Machine Learning Course Exercise in Python
I have recently taken Andrew Ng’s machine learning course on Coursera, which is very popular. I have found the course very interesting and presents many machine learning concepts in a very clear manner. The choice of programming language in the course is MATLAB / Octave. These languages have a simple syntax and are useful in prototyping machine learning concepts. However, in real life software development, these languages are seldom used and this project has transformed the coursework in the Python language. This hopes to give an example in how to implement algorithms in a different language. Moreover, the project also illustrates how to use scikit learn, one of the most popular Python machine learning libraries, to achieve the same goal with the same data set. In my repository, there are some places where it can be perfected and you are more than welcome to submit a pull request or discuss in either Github issues or here. Some of the problems I encountered are listed below.

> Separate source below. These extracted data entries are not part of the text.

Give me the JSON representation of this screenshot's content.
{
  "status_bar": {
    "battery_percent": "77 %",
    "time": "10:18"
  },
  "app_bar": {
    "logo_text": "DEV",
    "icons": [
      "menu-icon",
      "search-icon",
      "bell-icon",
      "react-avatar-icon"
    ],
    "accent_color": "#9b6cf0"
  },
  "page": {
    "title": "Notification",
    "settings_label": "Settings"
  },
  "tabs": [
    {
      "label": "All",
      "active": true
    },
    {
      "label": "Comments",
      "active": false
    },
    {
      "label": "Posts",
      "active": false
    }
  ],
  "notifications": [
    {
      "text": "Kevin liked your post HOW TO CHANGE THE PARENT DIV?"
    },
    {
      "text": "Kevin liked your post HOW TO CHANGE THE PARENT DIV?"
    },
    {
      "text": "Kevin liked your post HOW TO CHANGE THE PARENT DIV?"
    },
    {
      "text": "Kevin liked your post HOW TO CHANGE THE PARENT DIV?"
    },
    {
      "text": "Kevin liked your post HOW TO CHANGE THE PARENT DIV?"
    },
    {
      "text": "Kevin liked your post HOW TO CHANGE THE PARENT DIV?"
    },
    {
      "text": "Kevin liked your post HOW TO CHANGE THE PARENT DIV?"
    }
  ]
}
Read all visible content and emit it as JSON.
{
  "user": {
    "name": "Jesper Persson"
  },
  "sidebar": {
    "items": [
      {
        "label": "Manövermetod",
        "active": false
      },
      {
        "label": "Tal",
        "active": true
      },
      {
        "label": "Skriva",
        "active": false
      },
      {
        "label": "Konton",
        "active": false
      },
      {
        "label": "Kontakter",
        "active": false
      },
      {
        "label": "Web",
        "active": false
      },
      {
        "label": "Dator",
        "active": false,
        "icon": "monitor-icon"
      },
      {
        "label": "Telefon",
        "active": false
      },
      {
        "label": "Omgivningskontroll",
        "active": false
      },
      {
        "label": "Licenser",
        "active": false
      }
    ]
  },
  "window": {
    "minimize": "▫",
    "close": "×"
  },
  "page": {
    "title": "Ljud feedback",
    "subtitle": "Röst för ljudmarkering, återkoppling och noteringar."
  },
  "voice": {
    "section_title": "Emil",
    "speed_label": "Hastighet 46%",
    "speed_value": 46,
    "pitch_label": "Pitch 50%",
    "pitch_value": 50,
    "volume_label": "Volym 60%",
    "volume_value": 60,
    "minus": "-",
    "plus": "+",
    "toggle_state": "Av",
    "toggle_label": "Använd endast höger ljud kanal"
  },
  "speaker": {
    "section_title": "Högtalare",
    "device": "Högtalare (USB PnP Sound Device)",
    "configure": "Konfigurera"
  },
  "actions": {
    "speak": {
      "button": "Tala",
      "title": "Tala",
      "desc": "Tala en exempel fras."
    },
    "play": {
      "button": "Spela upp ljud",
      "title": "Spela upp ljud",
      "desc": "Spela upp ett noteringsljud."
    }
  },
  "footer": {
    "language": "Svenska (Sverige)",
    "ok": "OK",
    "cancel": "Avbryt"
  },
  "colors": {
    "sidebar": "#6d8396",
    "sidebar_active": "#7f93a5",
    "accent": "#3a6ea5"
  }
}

- Issue #1 - In exercise 5, the graphs generated using scikit library are quite different from the Python / Octave implementation. I haven’t been able to found the correct settings to make scikit learn run as the original code yet.
- Issue #2 - In exercise 7, the PCA decomposition relies on the numpy.linalg.svd function. However, the function returns a different set of values than Octave and it can be seen in plot than the two components are not perpendicular to each other. I suspect that there is some error in the low level library versions.
Hope you can learn something from the code examples!